Non erano questi i miei piani, non era questo il modo in cui immaginavo di trionfare.

Un bip acuto mi trapanava le orecchie. Lo avevo già sentito da qualche parte, quando ancora non avevo provato il fuoco che ti brucia dentro le vene. Le mie orecchie ronzavano, ma la cosa più fastidiosa era quel bip di fondo, senza nessun altro suono. Solo lui, continuo, serrato, senza un attimo di pace, un singhiozzo lacerante, fatto di piccoli, brevi, acuti snervanti che mi sembravano andare avanti per l'eternità.

Bip. Bip. Bip.

Un rumore così penetrante da farmi impazzire. Era il suono di un abominio.

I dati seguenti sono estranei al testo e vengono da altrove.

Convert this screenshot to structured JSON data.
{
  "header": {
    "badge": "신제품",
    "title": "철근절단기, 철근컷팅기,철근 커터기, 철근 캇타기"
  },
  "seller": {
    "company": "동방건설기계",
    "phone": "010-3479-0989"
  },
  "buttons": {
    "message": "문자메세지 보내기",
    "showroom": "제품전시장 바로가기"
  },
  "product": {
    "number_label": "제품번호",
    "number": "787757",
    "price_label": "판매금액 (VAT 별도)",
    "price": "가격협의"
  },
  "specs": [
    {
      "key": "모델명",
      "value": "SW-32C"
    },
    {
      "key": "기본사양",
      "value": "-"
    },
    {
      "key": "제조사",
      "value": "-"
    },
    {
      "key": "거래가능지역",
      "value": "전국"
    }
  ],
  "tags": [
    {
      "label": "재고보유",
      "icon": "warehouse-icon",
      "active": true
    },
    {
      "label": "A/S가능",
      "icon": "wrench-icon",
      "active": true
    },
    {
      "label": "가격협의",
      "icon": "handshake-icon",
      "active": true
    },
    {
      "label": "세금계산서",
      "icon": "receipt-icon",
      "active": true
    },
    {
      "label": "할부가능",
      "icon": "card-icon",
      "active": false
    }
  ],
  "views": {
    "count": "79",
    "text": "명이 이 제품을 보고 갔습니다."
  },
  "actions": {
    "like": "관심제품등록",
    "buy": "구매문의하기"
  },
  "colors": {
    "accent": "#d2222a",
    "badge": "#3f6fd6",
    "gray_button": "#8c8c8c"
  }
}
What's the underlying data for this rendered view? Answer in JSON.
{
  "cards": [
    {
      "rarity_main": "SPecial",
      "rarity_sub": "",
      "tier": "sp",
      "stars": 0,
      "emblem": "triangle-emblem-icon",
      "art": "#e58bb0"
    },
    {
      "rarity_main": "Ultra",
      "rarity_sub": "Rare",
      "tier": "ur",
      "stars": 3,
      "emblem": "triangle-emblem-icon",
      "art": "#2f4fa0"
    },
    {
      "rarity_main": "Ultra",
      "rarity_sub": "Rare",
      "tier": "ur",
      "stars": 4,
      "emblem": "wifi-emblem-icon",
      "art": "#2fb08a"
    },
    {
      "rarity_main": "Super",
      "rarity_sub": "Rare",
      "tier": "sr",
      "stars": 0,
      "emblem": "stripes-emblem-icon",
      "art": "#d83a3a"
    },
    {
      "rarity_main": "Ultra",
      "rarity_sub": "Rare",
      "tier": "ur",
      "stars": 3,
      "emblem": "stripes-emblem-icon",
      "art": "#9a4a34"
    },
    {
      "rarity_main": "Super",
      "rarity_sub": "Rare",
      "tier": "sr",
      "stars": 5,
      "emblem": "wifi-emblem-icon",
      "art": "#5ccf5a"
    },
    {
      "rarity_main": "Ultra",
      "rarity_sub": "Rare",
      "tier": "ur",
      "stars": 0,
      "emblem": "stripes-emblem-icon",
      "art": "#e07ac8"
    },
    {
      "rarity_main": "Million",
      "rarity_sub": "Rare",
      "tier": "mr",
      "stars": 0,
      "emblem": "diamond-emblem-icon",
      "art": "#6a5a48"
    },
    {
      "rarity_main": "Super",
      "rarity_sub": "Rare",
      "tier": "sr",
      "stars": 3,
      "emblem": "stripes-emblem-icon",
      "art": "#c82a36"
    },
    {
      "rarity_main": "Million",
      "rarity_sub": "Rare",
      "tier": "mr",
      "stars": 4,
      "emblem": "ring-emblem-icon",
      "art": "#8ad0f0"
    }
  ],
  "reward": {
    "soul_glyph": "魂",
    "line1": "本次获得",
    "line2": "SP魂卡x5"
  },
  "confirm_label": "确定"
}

Aprii gli occhi, piano, piano... come due saracinesche, quasi ne sentii il rumore. Vidi tubi e fili in mezzo alle ciglia dorate, i bordi delle cose sfuocati.

Poi ripiombai nel mio profondo nero senza fine.

Non so quanto tempo passasse. Non sapevo più nulla, non capivo più nulla, non c'ero più.

Credo fosse quella cosa che chiamano coma, ma non posso esserne certa.

Bip. Bip. Bip.

Anni, forse mesi, forse giorni, chi può dirlo? Li passai a galleggiare nel buio.

Finché le mie orecchie non tornarono a sentire quel rumore. E avevo appena iniziato a percepirlo quando questo si spense di nuovo, non per colpa di me che ricadevo nel sonno, ma semplicemente sparì.

Aprii gli occhi.

La luce mi pizzico fastidiosamente le pupille e di scatto serrai ancora le palpebre. Mugolai, per saggiare le corde vocali. Il suono che scaturì era naturalmente basso e vibrato, niente di cui preoccuparsi.

Mi sarei anche permessa di ridere, non era una cattiva idea ed allungava la vita. Perciò iniziai.

Ad occhi chiusi, ridevo. Si, ero completamente fuori di testa, ma chi se ne importava? Ero felice di essere viva e di non sentire più il bip. Ero felice anche dell'odore di alcool che aleggiava nell'aria, visto che riuscivo a sentirlo. Ero felice del lenzuolo ruvido. Ero felice della mia voce, della mia risata altalenante che suonava malvagia, della capacità di muovere ancora le dita, delle mie unghie non del tutto regolari che mi conficcai nei palmi, nel pizzicore che ne derivò, della luce e del pulviscolo che turbinava in aria e che vedevo attraverso le ciglia.

E fui ancora più felice quando udii passi inconfondibili e affannati in ciabattine di resina che si avvicinavano a me. Girai la testa da un lato e smisi di ridere, di colpo

«September» dissi, aprendo gli occhi.

Lui mi guardò con un'espressione indecifrabile a metà fra il terribilmente felice e il felicemente terribile, poi mi si scagliò addossò, rischiando di farmi rotolare giù dal letto e abbracciandomi

«Fu ria do ro» singhiozzò, proprio dentro il mio orecchio destro.

Rimanemmo immobili così, il suo piccolo corpo caldo avvinghiato al mio, tanto fermo da sembrare uno straccio gettato, ed io un pezzo di marmo. Poi la mia mano si mosse verso la testa di Set e affondai le dita nella massa morbida dei suoi capelli scompigliati

«Che cosa c'è?» chiesi, a bassissima voce «Qualcosa non va?».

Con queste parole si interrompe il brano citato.